Some investment bankers see these banks as targets, and they are looking to other large regional names as the potential acquirers — especially in light of pending regulatory changes. President Donald Trump is expected to sign legislation this week that will raise the asset threshold at which regional banks are subject to regulations for systemically important financial institutions, or SIFIs.

"As the SIFI regulations loosen up, some of the larger banks are going to want to play in that [Chicago] market," Richard Durkes, vice chairman of investment banking for Raymond James, said in an interview. "There aren't many banks left that have some size, so I think that's what we're all thinking about today."

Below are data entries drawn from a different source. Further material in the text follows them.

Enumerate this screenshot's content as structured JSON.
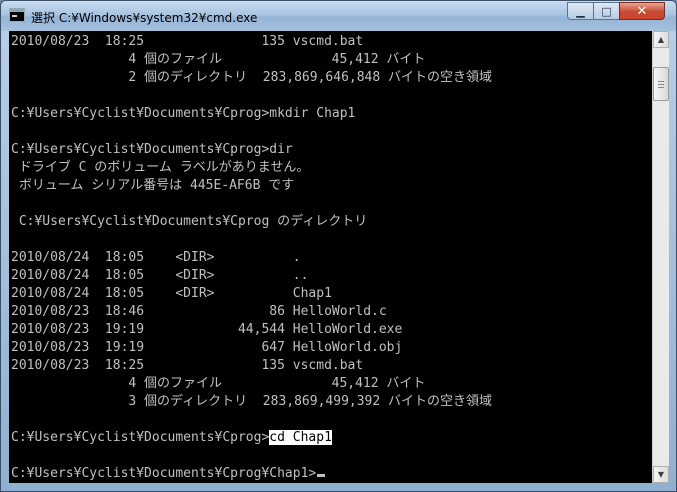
{
  "window": {
    "title": "選択 C:¥Windows¥system32¥cmd.exe",
    "icon": "cmd-console-icon",
    "controls": {
      "minimize": "▁",
      "maximize": "□",
      "close": "✕"
    }
  },
  "console": {
    "lines": [
      "2010/08/23  18:25               135 vscmd.bat",
      "               4 個のファイル              45,412 バイト",
      "               2 個のディレクトリ  283,869,646,848 バイトの空き領域",
      "",
      "C:¥Users¥Cyclist¥Documents¥Cprog>mkdir Chap1",
      "",
      "C:¥Users¥Cyclist¥Documents¥Cprog>dir",
      " ドライブ C のボリューム ラベルがありません。",
      " ボリューム シリアル番号は 445E-AF6B です",
      "",
      " C:¥Users¥Cyclist¥Documents¥Cprog のディレクトリ",
      "",
      "2010/08/24  18:05    <DIR>          .",
      "2010/08/24  18:05    <DIR>          ..",
      "2010/08/24  18:05    <DIR>          Chap1",
      "2010/08/23  18:46                86 HelloWorld.c",
      "2010/08/23  19:19            44,544 HelloWorld.exe",
      "2010/08/23  19:19               647 HelloWorld.obj",
      "2010/08/23  18:25               135 vscmd.bat",
      "               4 個のファイル              45,412 バイト",
      "               3 個のディレクトリ  283,869,499,392 バイトの空き領域",
      "",
      "C:¥Users¥Cyclist¥Documents¥Cprog>",
      "",
      "C:¥Users¥Cyclist¥Documents¥Cprog¥Chap1>"
    ],
    "selected_text": "cd Chap1"
  },
  "scrollbar": {
    "up_arrow": "▲",
    "down_arrow": "▼"
  },
  "colors": {
    "console_bg": "#000000",
    "console_fg": "#c0c0c0",
    "selection_bg": "#ffffff",
    "selection_fg": "#000000",
    "close_button": "#c74a32"
  }
}
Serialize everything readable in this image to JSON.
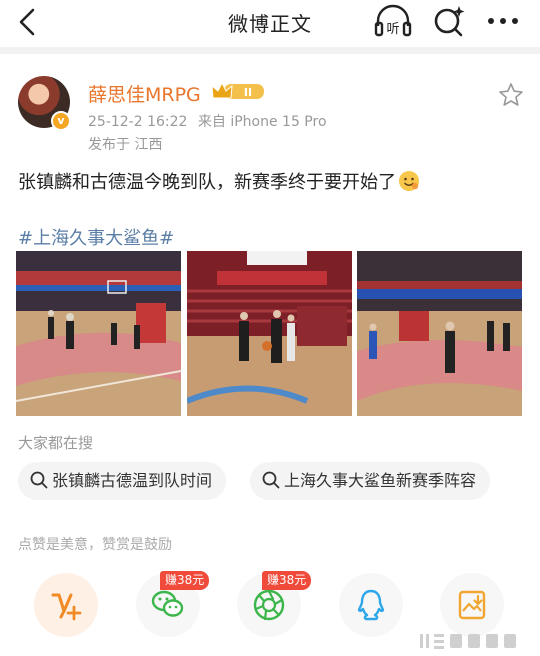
{
  "topbar": {
    "title": "微博正文",
    "listen_label": "听"
  },
  "post": {
    "username": "薛思佳MRPG",
    "timestamp": "25-12-2 16:22",
    "source": "来自 iPhone 15 Pro",
    "location": "发布于 江西",
    "text": "张镇麟和古德温今晚到队，新赛季终于要开始了",
    "hashtag": "#上海久事大鲨鱼#",
    "photos": [
      {
        "alt": "basketball-court-photo-1"
      },
      {
        "alt": "basketball-court-photo-2"
      },
      {
        "alt": "basketball-court-photo-3"
      }
    ]
  },
  "search_suggestions": {
    "title": "大家都在搜",
    "items": [
      "张镇麟古德温到队时间",
      "上海久事大鲨鱼新赛季阵容"
    ]
  },
  "praise_hint": "点赞是美意，赞赏是鼓励",
  "actions": [
    {
      "name": "reward",
      "icon": "v-plus-icon"
    },
    {
      "name": "wechat",
      "icon": "wechat-icon",
      "badge": "赚38元"
    },
    {
      "name": "moments",
      "icon": "moments-icon",
      "badge": "赚38元"
    },
    {
      "name": "qq",
      "icon": "qq-icon"
    },
    {
      "name": "save-image",
      "icon": "save-image-icon"
    }
  ],
  "colors": {
    "username": "#e8762c",
    "hashtag": "#5b7ea6",
    "earn_badge": "#f04a3a"
  }
}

The deal could be a boon to smaller Chicago banks, too, said D.A. Davidson's Katz. He said the Chicago market is highly fragmented, and dominated by banks with less than $1 billion in assets. Banks that small have struggled to keep up with high fixed costs associated with regulatory compliance and technology development. With MB Financial no longer in the business of acquiring community banks, companies such as Old Second Bancorp Inc. and Byline Bancorp Inc. could be well-positioned to become more active acquirers.

Katz said both banks have the currency and the experience necessary to execute deals. "I think they could be the unexpected winners in terms of being better positioned to take advantage of the void being created by the sale of what once was a fairly aggressive acquirer in the Chicago metro area," he said.